The Chinese Communist Party's top diplomat has threatened "firm actions" against "US interference" and called for an end to the "Cold War mentality" stunting the rivals' relationship.
"China is firmly opposed to US interference in China's internal affairs," Yang Jiechi, the director of the Chinese Communist Party's Central Foreign Affairs Commission Office said at the summit with US Secretary of State Antony Blinken in Alaska.
"We have expressed our staunch opposition to such interference, and we will take firm actions in response."
"What we need to do is to abandon the Cold War mentality, and the zero sum game approach" he added.
The meetings in Anchorage were a new test in increasingly troubled relations between the two countries, which are at odds over a range of issues from trade to human rights in Tibet, Hong Kong and China’s western Xinjiang region, as well as about Taiwan, China’s assertiveness in the South China Sea and the coronavirus pandemic.
US: China's actions 'threaten' global stability
China's actions "threaten the rules-based order that maintains global stability," US Secretary of State Antony Blinken said at the meeting.
The US side will "discuss our deep concerns with actions by China, including Xinjiang," where Washington has accused Beijing of "genocide" against Uyghur Muslims, Blinken said.
He added that there would be dialogue on "Hong Kong, Taiwan, cyber attacks on the United States, economic coercion toward our allies."
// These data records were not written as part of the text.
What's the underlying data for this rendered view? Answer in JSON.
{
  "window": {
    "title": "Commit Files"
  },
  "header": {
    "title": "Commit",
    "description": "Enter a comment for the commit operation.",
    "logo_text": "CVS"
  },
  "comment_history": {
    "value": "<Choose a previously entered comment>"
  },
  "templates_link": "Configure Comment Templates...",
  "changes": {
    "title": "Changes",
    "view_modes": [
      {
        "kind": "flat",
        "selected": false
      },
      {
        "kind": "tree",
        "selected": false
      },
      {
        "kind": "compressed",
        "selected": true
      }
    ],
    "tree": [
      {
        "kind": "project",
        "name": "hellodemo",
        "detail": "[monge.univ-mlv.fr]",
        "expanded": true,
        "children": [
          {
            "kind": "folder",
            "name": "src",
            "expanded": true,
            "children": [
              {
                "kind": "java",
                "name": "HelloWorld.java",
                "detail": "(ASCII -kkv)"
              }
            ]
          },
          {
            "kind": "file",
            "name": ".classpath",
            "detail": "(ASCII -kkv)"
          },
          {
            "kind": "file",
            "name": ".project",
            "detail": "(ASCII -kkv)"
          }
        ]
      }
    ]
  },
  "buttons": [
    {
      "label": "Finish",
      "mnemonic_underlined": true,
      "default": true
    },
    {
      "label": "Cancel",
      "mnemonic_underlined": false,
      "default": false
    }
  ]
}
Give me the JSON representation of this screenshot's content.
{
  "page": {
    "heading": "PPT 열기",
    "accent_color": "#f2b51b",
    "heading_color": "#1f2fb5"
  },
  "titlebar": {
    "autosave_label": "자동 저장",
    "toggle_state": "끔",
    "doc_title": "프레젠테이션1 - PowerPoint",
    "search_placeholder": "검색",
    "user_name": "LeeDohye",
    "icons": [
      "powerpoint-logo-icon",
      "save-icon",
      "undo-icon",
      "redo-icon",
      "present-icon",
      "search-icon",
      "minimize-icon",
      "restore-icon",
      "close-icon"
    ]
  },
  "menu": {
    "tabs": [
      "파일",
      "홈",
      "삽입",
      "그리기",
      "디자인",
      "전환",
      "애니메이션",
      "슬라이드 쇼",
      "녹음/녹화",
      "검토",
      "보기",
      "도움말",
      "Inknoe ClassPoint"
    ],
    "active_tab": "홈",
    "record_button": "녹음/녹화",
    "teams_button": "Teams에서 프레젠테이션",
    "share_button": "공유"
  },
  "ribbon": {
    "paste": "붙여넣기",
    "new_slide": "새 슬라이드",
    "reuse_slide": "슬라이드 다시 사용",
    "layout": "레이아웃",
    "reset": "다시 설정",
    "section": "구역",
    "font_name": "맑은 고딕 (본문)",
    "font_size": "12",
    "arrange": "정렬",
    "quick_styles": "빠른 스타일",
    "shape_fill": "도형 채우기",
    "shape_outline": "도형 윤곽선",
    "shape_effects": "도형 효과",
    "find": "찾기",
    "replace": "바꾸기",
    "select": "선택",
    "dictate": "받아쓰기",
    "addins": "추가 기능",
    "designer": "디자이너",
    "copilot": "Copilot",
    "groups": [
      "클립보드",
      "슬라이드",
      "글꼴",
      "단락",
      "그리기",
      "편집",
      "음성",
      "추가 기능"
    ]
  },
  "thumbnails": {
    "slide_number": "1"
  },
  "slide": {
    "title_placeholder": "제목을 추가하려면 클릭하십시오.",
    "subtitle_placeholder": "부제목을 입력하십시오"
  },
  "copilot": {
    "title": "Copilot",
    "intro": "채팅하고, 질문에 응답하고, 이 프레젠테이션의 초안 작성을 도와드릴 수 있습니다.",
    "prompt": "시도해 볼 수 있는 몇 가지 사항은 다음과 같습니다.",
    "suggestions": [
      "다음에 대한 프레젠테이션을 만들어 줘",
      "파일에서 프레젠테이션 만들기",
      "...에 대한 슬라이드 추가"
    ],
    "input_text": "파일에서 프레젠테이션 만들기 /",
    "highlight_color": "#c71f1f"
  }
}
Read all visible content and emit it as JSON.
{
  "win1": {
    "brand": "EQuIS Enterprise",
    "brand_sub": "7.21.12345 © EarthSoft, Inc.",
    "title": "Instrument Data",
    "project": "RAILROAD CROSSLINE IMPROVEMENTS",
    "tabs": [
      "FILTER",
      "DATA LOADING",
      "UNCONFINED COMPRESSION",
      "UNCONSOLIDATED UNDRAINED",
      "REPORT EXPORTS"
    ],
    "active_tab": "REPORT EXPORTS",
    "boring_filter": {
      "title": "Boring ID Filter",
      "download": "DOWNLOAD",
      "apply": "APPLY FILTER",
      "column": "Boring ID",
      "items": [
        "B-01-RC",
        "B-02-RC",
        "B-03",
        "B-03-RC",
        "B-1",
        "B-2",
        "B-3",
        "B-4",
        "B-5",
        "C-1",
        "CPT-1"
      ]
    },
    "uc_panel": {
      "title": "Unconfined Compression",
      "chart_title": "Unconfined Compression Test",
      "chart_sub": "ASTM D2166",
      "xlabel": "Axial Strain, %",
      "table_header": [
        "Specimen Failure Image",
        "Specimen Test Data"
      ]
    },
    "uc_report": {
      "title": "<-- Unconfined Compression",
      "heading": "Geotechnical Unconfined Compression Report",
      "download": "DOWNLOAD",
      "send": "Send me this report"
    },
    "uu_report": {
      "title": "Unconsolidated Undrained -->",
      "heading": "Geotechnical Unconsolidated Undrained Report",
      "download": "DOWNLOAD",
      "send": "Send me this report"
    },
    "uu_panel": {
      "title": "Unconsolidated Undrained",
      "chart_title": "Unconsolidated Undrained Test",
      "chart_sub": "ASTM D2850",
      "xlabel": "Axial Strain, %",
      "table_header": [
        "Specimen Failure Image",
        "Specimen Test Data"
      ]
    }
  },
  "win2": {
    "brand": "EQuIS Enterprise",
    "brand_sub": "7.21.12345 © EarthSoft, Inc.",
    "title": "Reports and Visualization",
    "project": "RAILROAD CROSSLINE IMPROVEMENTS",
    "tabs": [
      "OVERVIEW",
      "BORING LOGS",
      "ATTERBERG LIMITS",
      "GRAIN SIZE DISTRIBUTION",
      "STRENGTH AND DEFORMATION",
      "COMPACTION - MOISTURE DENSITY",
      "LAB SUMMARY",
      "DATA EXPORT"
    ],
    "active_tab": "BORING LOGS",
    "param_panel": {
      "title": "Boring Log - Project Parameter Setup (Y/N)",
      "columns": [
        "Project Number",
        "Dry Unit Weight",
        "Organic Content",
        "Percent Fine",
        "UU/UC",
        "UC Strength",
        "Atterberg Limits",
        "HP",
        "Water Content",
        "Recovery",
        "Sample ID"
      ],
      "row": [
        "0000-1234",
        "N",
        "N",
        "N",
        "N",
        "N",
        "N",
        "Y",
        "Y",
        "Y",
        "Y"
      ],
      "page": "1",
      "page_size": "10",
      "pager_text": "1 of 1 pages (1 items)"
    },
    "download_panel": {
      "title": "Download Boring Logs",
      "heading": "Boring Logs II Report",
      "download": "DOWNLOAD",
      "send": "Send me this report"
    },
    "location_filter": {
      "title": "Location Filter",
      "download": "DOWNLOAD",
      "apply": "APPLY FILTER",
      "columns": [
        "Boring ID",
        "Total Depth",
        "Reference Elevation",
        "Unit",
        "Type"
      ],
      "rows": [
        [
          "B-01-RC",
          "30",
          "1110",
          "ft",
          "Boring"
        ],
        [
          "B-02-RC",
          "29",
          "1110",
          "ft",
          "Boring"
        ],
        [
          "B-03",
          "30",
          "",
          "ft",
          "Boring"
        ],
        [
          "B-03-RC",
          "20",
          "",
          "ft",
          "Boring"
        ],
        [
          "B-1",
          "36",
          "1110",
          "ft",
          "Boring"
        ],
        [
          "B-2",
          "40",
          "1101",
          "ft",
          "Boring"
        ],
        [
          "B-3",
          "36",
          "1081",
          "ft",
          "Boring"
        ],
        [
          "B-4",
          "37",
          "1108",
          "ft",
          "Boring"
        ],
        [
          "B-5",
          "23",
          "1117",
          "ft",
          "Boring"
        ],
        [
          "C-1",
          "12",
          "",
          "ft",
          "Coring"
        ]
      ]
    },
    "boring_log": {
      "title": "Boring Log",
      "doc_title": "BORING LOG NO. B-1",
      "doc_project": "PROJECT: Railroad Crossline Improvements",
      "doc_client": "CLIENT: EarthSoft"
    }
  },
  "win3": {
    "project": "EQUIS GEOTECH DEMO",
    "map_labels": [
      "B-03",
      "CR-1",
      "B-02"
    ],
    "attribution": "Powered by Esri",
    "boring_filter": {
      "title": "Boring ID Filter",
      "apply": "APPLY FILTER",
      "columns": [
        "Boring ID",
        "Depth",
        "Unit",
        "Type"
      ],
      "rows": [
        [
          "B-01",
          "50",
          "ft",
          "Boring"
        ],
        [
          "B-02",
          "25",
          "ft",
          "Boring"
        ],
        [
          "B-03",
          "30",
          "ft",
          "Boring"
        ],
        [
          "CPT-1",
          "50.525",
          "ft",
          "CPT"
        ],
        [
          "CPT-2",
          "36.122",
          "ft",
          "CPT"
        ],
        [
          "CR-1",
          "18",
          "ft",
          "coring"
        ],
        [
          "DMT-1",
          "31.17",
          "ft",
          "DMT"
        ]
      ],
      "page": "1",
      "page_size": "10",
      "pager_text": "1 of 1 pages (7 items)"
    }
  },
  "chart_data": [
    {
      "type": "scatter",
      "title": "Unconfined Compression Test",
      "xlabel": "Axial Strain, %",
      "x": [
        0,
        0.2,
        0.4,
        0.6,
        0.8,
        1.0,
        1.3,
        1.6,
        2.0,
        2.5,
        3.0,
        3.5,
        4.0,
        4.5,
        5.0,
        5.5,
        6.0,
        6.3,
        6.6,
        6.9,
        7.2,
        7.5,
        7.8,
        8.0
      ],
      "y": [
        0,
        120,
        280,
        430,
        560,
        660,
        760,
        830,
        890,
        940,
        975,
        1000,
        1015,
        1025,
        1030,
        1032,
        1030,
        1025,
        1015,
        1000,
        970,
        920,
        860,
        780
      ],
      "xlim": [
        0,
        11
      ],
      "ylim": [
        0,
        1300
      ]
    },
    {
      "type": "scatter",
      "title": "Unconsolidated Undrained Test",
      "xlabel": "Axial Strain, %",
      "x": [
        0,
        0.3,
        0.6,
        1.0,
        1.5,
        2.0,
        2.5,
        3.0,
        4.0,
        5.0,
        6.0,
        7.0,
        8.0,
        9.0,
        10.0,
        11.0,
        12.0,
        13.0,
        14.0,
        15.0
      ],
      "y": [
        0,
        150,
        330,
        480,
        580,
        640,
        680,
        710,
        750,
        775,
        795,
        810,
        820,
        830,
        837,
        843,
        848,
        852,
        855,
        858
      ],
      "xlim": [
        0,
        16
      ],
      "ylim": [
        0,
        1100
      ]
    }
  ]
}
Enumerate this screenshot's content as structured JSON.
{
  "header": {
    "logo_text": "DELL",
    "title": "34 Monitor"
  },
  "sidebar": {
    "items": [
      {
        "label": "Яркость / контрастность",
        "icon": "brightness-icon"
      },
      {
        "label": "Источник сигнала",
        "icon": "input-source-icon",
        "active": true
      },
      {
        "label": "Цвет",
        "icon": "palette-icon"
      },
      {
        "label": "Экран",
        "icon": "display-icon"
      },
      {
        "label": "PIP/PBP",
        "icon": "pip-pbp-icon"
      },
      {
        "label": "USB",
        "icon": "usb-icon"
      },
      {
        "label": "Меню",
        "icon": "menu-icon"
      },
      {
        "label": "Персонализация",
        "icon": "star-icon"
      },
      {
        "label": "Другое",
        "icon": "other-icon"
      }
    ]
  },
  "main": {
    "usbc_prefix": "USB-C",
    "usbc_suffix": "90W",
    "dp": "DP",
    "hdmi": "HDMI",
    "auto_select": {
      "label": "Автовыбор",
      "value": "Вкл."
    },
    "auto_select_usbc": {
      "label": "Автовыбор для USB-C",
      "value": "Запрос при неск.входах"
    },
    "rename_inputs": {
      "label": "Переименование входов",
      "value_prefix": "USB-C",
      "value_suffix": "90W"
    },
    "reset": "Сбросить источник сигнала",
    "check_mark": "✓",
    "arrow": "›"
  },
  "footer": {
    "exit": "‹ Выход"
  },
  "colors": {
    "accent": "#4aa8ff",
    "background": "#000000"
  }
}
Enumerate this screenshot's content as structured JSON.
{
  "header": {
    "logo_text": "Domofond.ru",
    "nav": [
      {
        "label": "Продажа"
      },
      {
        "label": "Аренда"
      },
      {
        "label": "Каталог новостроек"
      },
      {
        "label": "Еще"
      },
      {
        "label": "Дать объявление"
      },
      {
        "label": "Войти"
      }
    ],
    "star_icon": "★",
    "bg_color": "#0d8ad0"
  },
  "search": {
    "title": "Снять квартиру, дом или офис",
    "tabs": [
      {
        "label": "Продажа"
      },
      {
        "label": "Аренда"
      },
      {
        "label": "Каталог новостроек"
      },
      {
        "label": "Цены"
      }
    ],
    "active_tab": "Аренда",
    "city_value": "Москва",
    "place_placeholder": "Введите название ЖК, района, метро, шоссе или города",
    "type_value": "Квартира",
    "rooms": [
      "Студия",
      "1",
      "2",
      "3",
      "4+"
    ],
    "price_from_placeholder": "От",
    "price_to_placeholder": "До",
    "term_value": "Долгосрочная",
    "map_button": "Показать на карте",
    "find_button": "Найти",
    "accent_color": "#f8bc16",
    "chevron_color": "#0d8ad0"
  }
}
President Joe Biden's national security advisor Jake Sullivan added that the United States did not want conflict with China but welcomed tough competition with its strategic rival.
"And we will always stand up for our principles for our people, and for our friends," Sullivan warned.
A senior US official criticised Beijing as having "arrived intent on grandstanding, focused on public theatrics and dramatics over substance" at the Alaska summit.
The official said this was made clear by Jiechi "promptly violating protocol" with a long opening statment instead of a previously agreed upon short two-minute speech.
US-China ties have been torn for years, and the Biden administration has yet to signal whether it’s ready or willing to back down on the hard-line stances taken under Donald Trump.
Just a day before the meeting, Blinken had announced new sanctions over Beijing's crackdown on anti-China advocates in Hong Kong. In response, China stepped up its rhetoric opposing US interference in domestic affairs.
Trump had taken pride in forging what he saw as a strong relationship with Chinese leader Xi Jinping. But the relationship disintegrated after the coronavirus pandemic spread from the Wuhan province across the globe and unleashed a public health and economic disaster.